The logic used in mathematics today asserts that any statement is either true or false. It is the function of logic to establish a way of determining the truth or falsity of a given statement. However, the truth or falsity of some statements either has not been, or can not be determined in the classical logic. Thus, these statements cannot be used in logical arguments since their truth value has not been established. Thus the question arises " Could a three-valued logic be developed in which the statements mentioned above would receive a third value, say M for maybe?"

Several three-valued systems of logic have been developed. The basic truth tables used for the development in this paper were defined in 1938 by S. C. Kleene. However, Kleene adheres strictly to the classical definition of what is meant by a formula being a tautology. Thus in his development, the formula p-->p is not a tautology. The notion of a formula being a tautology has been defined in this paper in such a way that the formula p-->p is a tautology in the three-valued logic. Thus many formulas which would not be tautologies in Kleene's original system are tautologies in the system developed here.

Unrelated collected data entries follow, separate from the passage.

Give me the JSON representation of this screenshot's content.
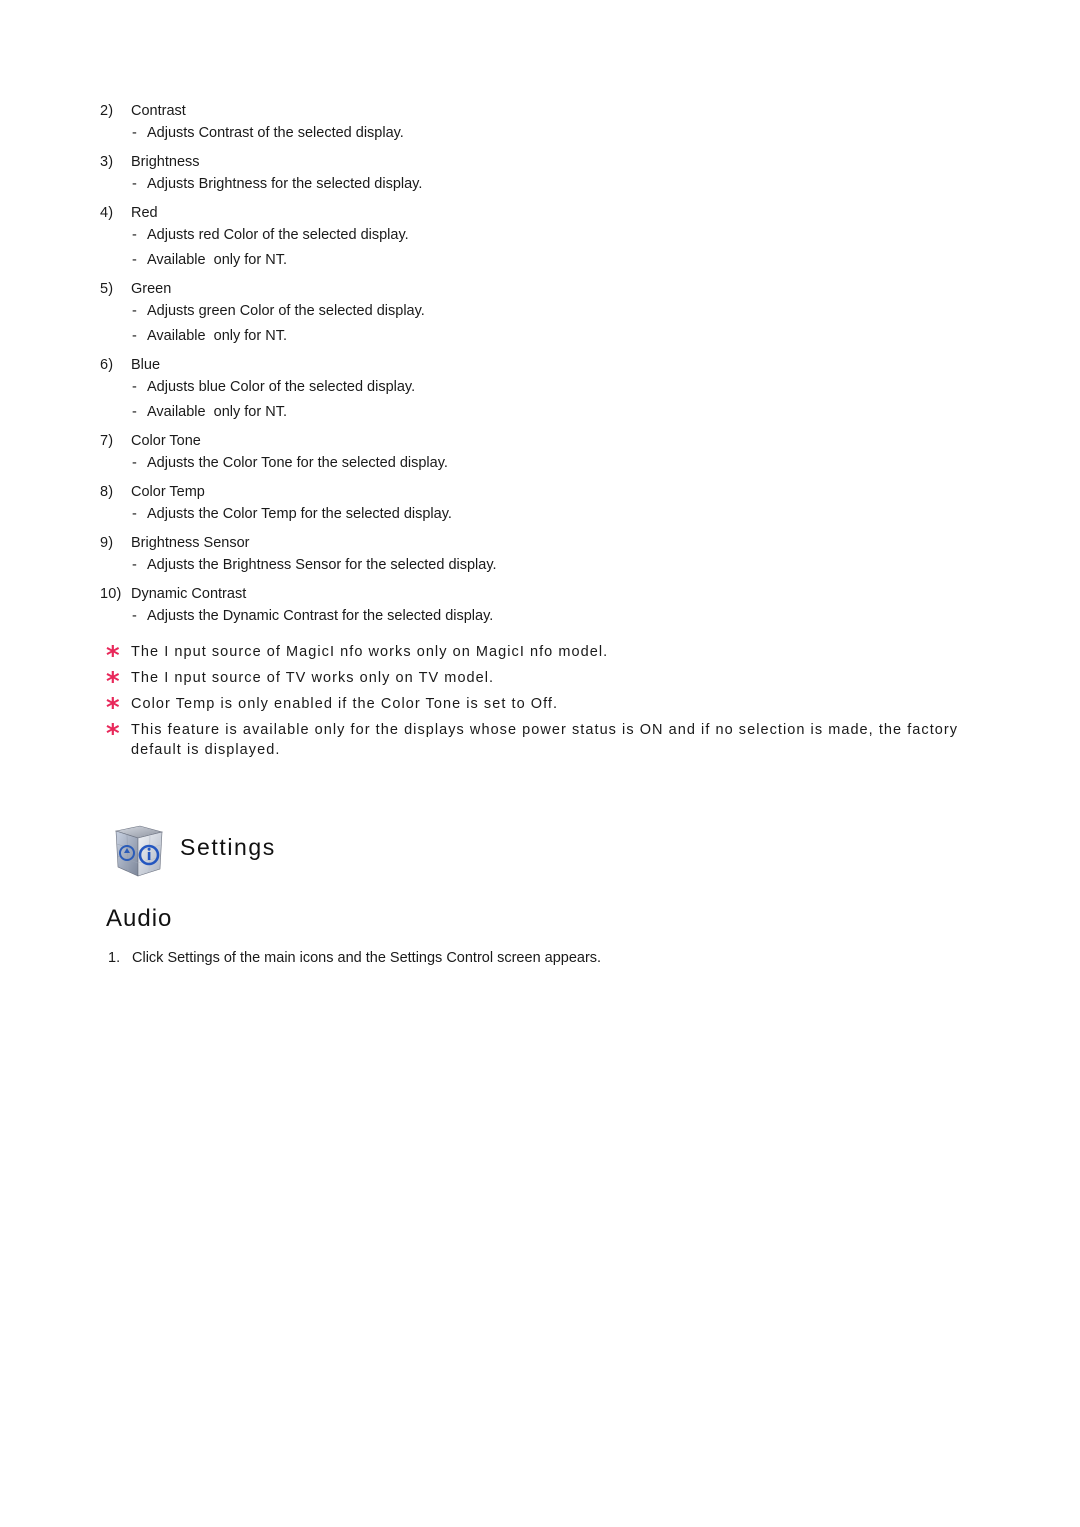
{
  "items": [
    {
      "num": "2)",
      "title": "Contrast",
      "desc": [
        "Adjusts Contrast of the selected display."
      ]
    },
    {
      "num": "3)",
      "title": "Brightness",
      "desc": [
        "Adjusts Brightness for the selected display."
      ]
    },
    {
      "num": "4)",
      "title": "Red",
      "desc": [
        "Adjusts red Color of the selected display.",
        "Available  only for NT."
      ]
    },
    {
      "num": "5)",
      "title": "Green",
      "desc": [
        "Adjusts green Color of the selected display.",
        "Available  only for NT."
      ]
    },
    {
      "num": "6)",
      "title": "Blue",
      "desc": [
        "Adjusts blue Color of the selected display.",
        "Available  only for NT."
      ]
    },
    {
      "num": "7)",
      "title": "Color Tone",
      "desc": [
        "Adjusts the Color Tone for the selected display."
      ]
    },
    {
      "num": "8)",
      "title": "Color Temp",
      "desc": [
        "Adjusts the Color Temp for the selected display."
      ]
    },
    {
      "num": "9)",
      "title": "Brightness Sensor",
      "desc": [
        "Adjusts the Brightness Sensor for the selected display."
      ]
    },
    {
      "num": "10)",
      "title": "Dynamic Contrast",
      "desc": [
        "Adjusts the Dynamic Contrast for the selected display."
      ]
    }
  ],
  "dash": "-",
  "note_marker": "*",
  "notes": [
    "The I nput source of MagicI nfo works only on MagicI nfo model.",
    "The I nput source of TV works only on TV model.",
    "Color Temp is only enabled if the Color Tone is set to Off.",
    "This feature is available only for the displays whose power status is ON and if no selection is made, the factory default is displayed."
  ],
  "section": {
    "icon": "settings-cube-icon",
    "title": "Settings"
  },
  "subsection": {
    "title": "Audio",
    "steps": [
      {
        "num": "1.",
        "text": "Click Settings of the main icons and the Settings Control screen appears."
      }
    ]
  },
  "colors": {
    "note_marker": "#e8285a",
    "text": "#1a1a1a"
  }
}
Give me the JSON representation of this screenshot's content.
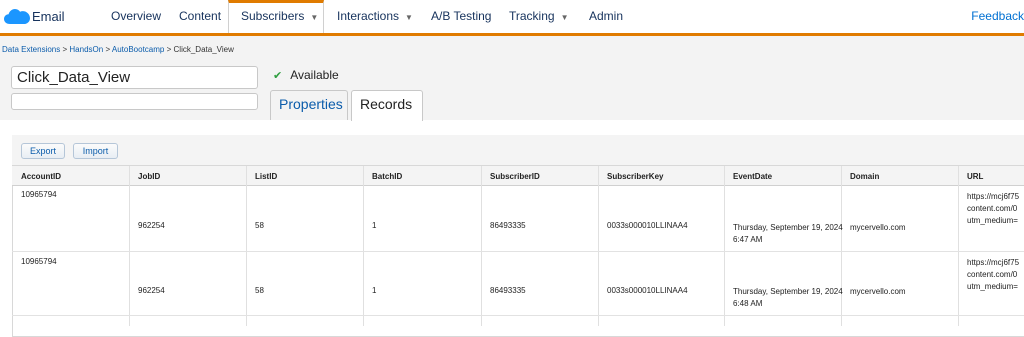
{
  "nav": {
    "brand": "Email",
    "items": [
      {
        "label": "Overview"
      },
      {
        "label": "Content"
      },
      {
        "label": "Subscribers"
      },
      {
        "label": "Interactions"
      },
      {
        "label": "A/B Testing"
      },
      {
        "label": "Tracking"
      },
      {
        "label": "Admin"
      }
    ],
    "feedback": "Feedback",
    "active": "Subscribers",
    "accent": "#e07b00"
  },
  "breadcrumb": [
    "Data Extensions",
    "HandsOn",
    "AutoBootcamp",
    "Click_Data_View"
  ],
  "breadcrumb_sep": ">",
  "extension": {
    "name": "Click_Data_View",
    "description": "",
    "status": "Available"
  },
  "tabs": [
    {
      "label": "Properties"
    },
    {
      "label": "Records"
    }
  ],
  "toolbar": {
    "export": "Export",
    "import": "Import"
  },
  "table": {
    "columns": [
      "AccountID",
      "JobID",
      "ListID",
      "BatchID",
      "SubscriberID",
      "SubscriberKey",
      "EventDate",
      "Domain",
      "URL"
    ],
    "rows": [
      {
        "AccountID": "10965794",
        "JobID": "962254",
        "ListID": "58",
        "BatchID": "1",
        "SubscriberID": "86493335",
        "SubscriberKey": "0033s000010LLINAA4",
        "EventDate": "Thursday, September 19, 2024 6:47 AM",
        "Domain": "mycervello.com",
        "URL": "https://mcj6f75\ncontent.com/0\nutm_medium="
      },
      {
        "AccountID": "10965794",
        "JobID": "962254",
        "ListID": "58",
        "BatchID": "1",
        "SubscriberID": "86493335",
        "SubscriberKey": "0033s000010LLINAA4",
        "EventDate": "Thursday, September 19, 2024 6:48 AM",
        "Domain": "mycervello.com",
        "URL": "https://mcj6f75\ncontent.com/0\nutm_medium="
      }
    ]
  }
}
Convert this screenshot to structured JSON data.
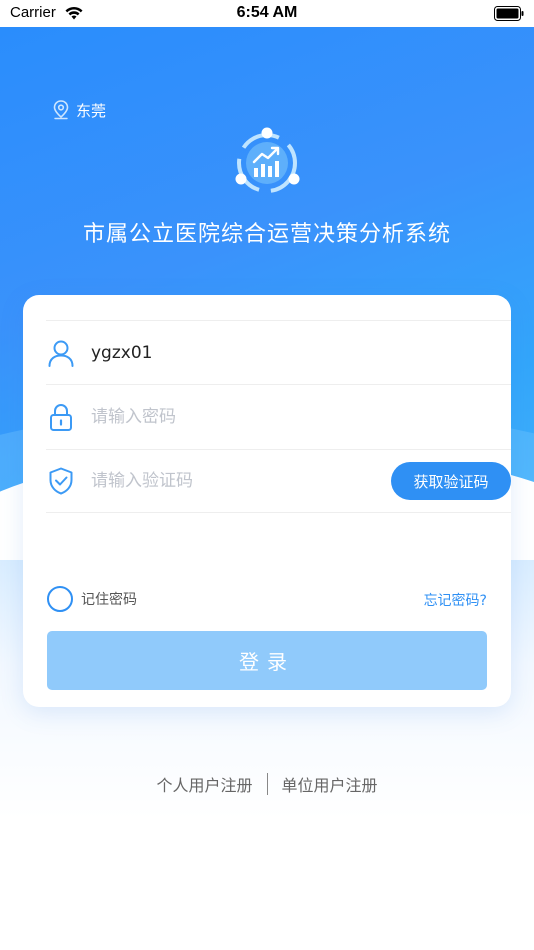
{
  "status_bar": {
    "carrier": "Carrier",
    "time": "6:54 AM"
  },
  "header": {
    "location": "东莞",
    "location_icon": "location-pin-icon",
    "logo_icon": "analytics-chart-logo",
    "title": "市属公立医院综合运营决策分析系统"
  },
  "form": {
    "username": {
      "value": "ygzx01",
      "icon": "user-icon"
    },
    "password": {
      "placeholder": "请输入密码",
      "icon": "lock-icon"
    },
    "code": {
      "placeholder": "请输入验证码",
      "icon": "shield-check-icon",
      "button": "获取验证码"
    },
    "remember_label": "记住密码",
    "forgot_label": "忘记密码?",
    "login_label": "登录"
  },
  "register": {
    "personal": "个人用户注册",
    "organization": "单位用户注册"
  },
  "colors": {
    "primary": "#2f90f4",
    "login_button_disabled": "#90cafb",
    "hero_gradient_start": "#2a8dfc",
    "hero_gradient_end": "#49b7fb"
  }
}
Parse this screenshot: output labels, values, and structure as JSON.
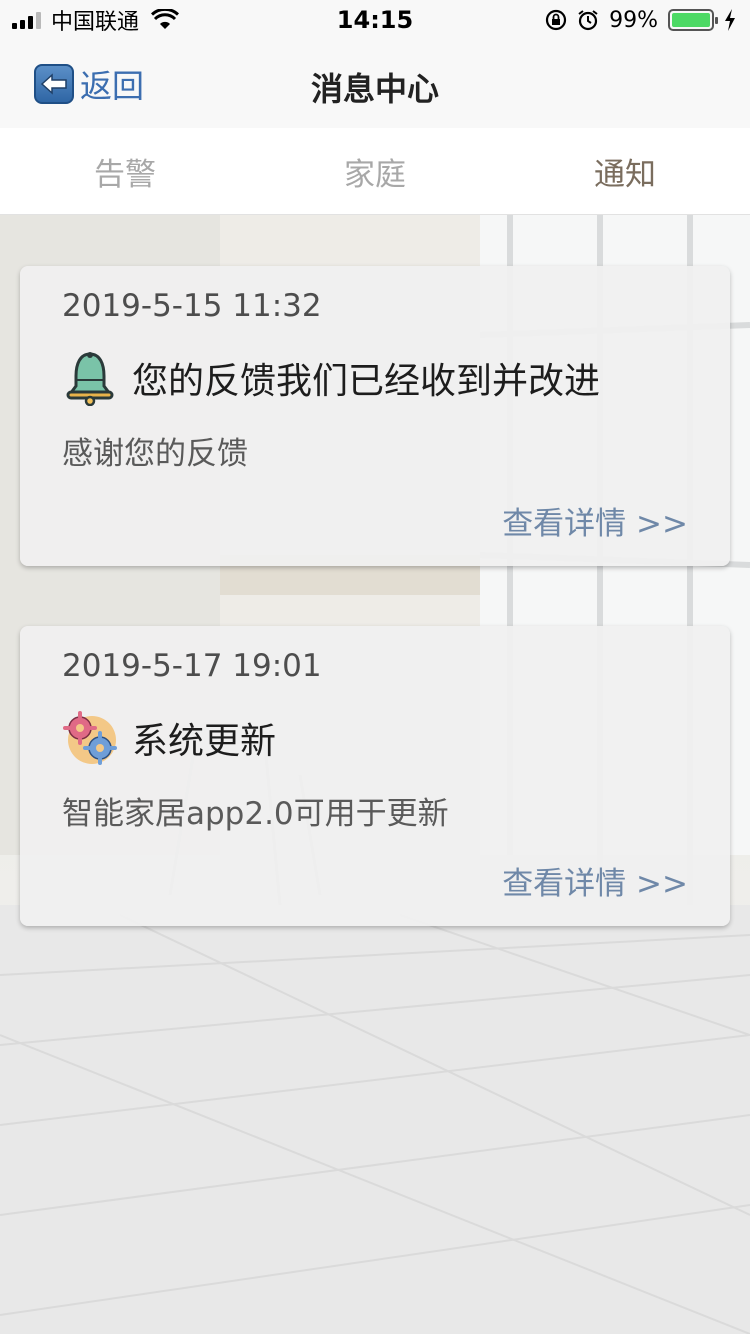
{
  "status_bar": {
    "carrier": "中国联通",
    "time": "14:15",
    "battery_percent": "99%",
    "battery_level": 0.99,
    "icons": [
      "signal-icon",
      "wifi-icon",
      "rotation-lock-icon",
      "alarm-icon",
      "battery-icon",
      "charging-icon"
    ]
  },
  "nav": {
    "back_label": "返回",
    "title": "消息中心"
  },
  "tabs": [
    {
      "label": "告警",
      "active": false
    },
    {
      "label": "家庭",
      "active": false
    },
    {
      "label": "通知",
      "active": true
    }
  ],
  "notifications": [
    {
      "time": "2019-5-15 11:32",
      "icon": "bell-icon",
      "title": "您的反馈我们已经收到并改进",
      "body": "感谢您的反馈",
      "link": "查看详情 >>"
    },
    {
      "time": "2019-5-17 19:01",
      "icon": "gears-icon",
      "title": "系统更新",
      "body": "智能家居app2.0可用于更新",
      "link": "查看详情 >>"
    }
  ],
  "colors": {
    "active_tab": "#7a6d5e",
    "inactive_tab": "#a8a8a8",
    "link": "#6f88a8",
    "back_label": "#3c6eb0"
  }
}
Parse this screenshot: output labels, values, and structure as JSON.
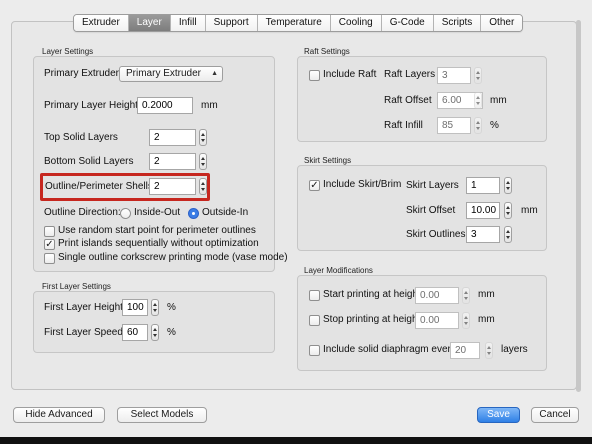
{
  "tabs": [
    "Extruder",
    "Layer",
    "Infill",
    "Support",
    "Temperature",
    "Cooling",
    "G-Code",
    "Scripts",
    "Other"
  ],
  "active_tab": "Layer",
  "layer_settings": {
    "title": "Layer Settings",
    "primary_extruder_label": "Primary Extruder",
    "primary_extruder_value": "Primary Extruder",
    "primary_layer_height_label": "Primary Layer Height",
    "primary_layer_height_value": "0.2000",
    "primary_layer_height_unit": "mm",
    "top_solid_layers_label": "Top Solid Layers",
    "top_solid_layers_value": "2",
    "bottom_solid_layers_label": "Bottom Solid Layers",
    "bottom_solid_layers_value": "2",
    "outline_shells_label": "Outline/Perimeter Shells",
    "outline_shells_value": "2",
    "outline_direction_label": "Outline Direction:",
    "inside_out_label": "Inside-Out",
    "outside_in_label": "Outside-In",
    "outline_direction_selected": "Outside-In",
    "random_start_label": "Use random start point for perimeter outlines",
    "random_start_checked": false,
    "print_islands_label": "Print islands sequentially without optimization",
    "print_islands_checked": true,
    "vase_mode_label": "Single outline corkscrew printing mode (vase mode)",
    "vase_mode_checked": false
  },
  "first_layer_settings": {
    "title": "First Layer Settings",
    "height_label": "First Layer Height",
    "height_value": "100",
    "height_unit": "%",
    "speed_label": "First Layer Speed",
    "speed_value": "60",
    "speed_unit": "%"
  },
  "raft_settings": {
    "title": "Raft Settings",
    "include_raft_label": "Include Raft",
    "include_raft_checked": false,
    "raft_layers_label": "Raft Layers",
    "raft_layers_value": "3",
    "raft_offset_label": "Raft Offset",
    "raft_offset_value": "6.00",
    "raft_offset_unit": "mm",
    "raft_infill_label": "Raft Infill",
    "raft_infill_value": "85",
    "raft_infill_unit": "%"
  },
  "skirt_settings": {
    "title": "Skirt Settings",
    "include_skirt_label": "Include Skirt/Brim",
    "include_skirt_checked": true,
    "skirt_layers_label": "Skirt Layers",
    "skirt_layers_value": "1",
    "skirt_offset_label": "Skirt Offset",
    "skirt_offset_value": "10.00",
    "skirt_offset_unit": "mm",
    "skirt_outlines_label": "Skirt Outlines",
    "skirt_outlines_value": "3"
  },
  "layer_modifications": {
    "title": "Layer Modifications",
    "start_label": "Start printing at height",
    "start_value": "0.00",
    "start_unit": "mm",
    "stop_label": "Stop printing at height",
    "stop_value": "0.00",
    "stop_unit": "mm",
    "diaphragm_label": "Include solid diaphragm every",
    "diaphragm_value": "20",
    "diaphragm_unit": "layers"
  },
  "footer": {
    "hide_advanced": "Hide Advanced",
    "select_models": "Select Models",
    "save": "Save",
    "cancel": "Cancel"
  },
  "colors": {
    "highlight_box": "#c6271f",
    "primary_button": "#2f80e6",
    "active_tab": "#8a8a8a"
  }
}
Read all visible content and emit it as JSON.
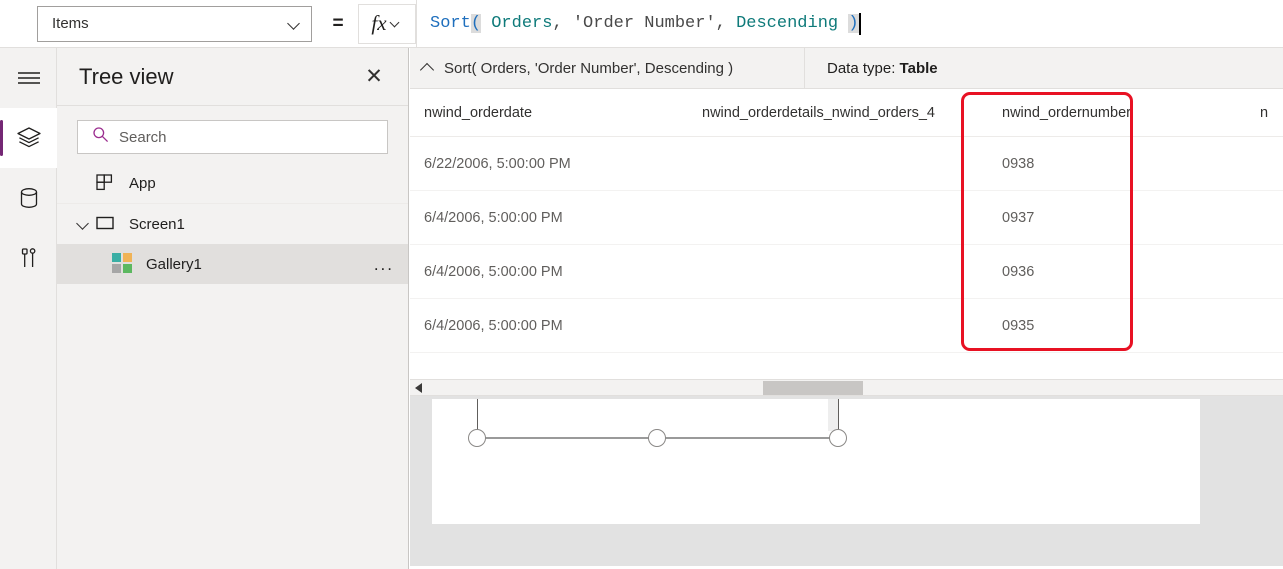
{
  "formula_bar": {
    "property_selector": {
      "value": "Items",
      "chevron_icon": "chevron-down-icon"
    },
    "equals_sign": "=",
    "fx_button": {
      "glyph": "fx",
      "icon": "function-icon",
      "chevron_icon": "chevron-down-icon"
    },
    "formula_tokens": [
      {
        "text": "Sort",
        "type": "function"
      },
      {
        "text": "(",
        "type": "paren"
      },
      {
        "text": " ",
        "type": "plain"
      },
      {
        "text": "Orders",
        "type": "identifier"
      },
      {
        "text": ", ",
        "type": "plain"
      },
      {
        "text": "'Order Number'",
        "type": "string"
      },
      {
        "text": ", ",
        "type": "plain"
      },
      {
        "text": "Descending",
        "type": "identifier"
      },
      {
        "text": " ",
        "type": "plain"
      },
      {
        "text": ")",
        "type": "paren"
      }
    ],
    "formula_text": "Sort( Orders, 'Order Number', Descending )"
  },
  "rail": {
    "items": [
      {
        "name": "hamburger-menu-icon",
        "label": "Menu",
        "active": false
      },
      {
        "name": "tree-view-layers-icon",
        "label": "Tree view",
        "active": true
      },
      {
        "name": "data-sources-icon",
        "label": "Data",
        "active": false
      },
      {
        "name": "insert-tools-icon",
        "label": "Insert",
        "active": false
      }
    ]
  },
  "tree_view": {
    "title": "Tree view",
    "close_icon": "close-icon",
    "search": {
      "placeholder": "Search",
      "value": "",
      "icon": "search-icon"
    },
    "items": [
      {
        "label": "App",
        "icon": "app-grid-icon",
        "level": 1,
        "selected": false,
        "expander": false,
        "overflow": false
      },
      {
        "label": "Screen1",
        "icon": "screen-rect-icon",
        "level": 1,
        "selected": false,
        "expander": true,
        "overflow": false
      },
      {
        "label": "Gallery1",
        "icon": "gallery-icon",
        "level": 2,
        "selected": true,
        "expander": false,
        "overflow": true,
        "overflow_label": "..."
      }
    ]
  },
  "result_summary": {
    "collapse_icon": "chevron-up-icon",
    "formula_text": "Sort( Orders, 'Order Number', Descending )",
    "data_type_label": "Data type:",
    "data_type_value": "Table"
  },
  "result_table": {
    "columns": [
      "nwind_orderdate",
      "nwind_orderdetails_nwind_orders_4",
      "nwind_ordernumber",
      "n"
    ],
    "rows": [
      [
        "6/22/2006, 5:00:00 PM",
        "",
        "0938",
        ""
      ],
      [
        "6/4/2006, 5:00:00 PM",
        "",
        "0937",
        ""
      ],
      [
        "6/4/2006, 5:00:00 PM",
        "",
        "0936",
        ""
      ],
      [
        "6/4/2006, 5:00:00 PM",
        "",
        "0935",
        ""
      ]
    ],
    "highlight": {
      "column": "nwind_ordernumber",
      "color": "#e81123"
    }
  },
  "scrollbar": {
    "left_arrow_icon": "scroll-left-arrow-icon",
    "orientation": "horizontal"
  },
  "canvas": {
    "selected_control": "Gallery1",
    "handles": [
      "resize-handle-left",
      "resize-handle-center",
      "resize-handle-right"
    ]
  },
  "colors": {
    "accent": "#742774",
    "highlight_red": "#e81123",
    "chrome_gray": "#f3f2f1",
    "selected_row": "#e1dfdd"
  }
}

The concepts of equivalence, substitution, and consequence are defined in the three-valued logic in the same way as they are in the classical logic. Their properties and relationship with the new notion of tautology in the three-valued logic are compared with those in the classical logic. Many of the properties which hold true in the classical logic are also true or partially true in the three-valued logic.

A topic of interest in the classical logic is that of truth functions which generate all possible functions of two arguments. Two such functions, the stroke (/) and the dagger function are defined in this paper in such a way that they generate all the functions of two arguments which contain only the usual connectives. However, they do not generate all the possible truth functions of two arguments in the three-valued logic. Thus, a truth function, the square function was defined in such a way that it would generate all possible truth functions of two arguments in the three-valued logic.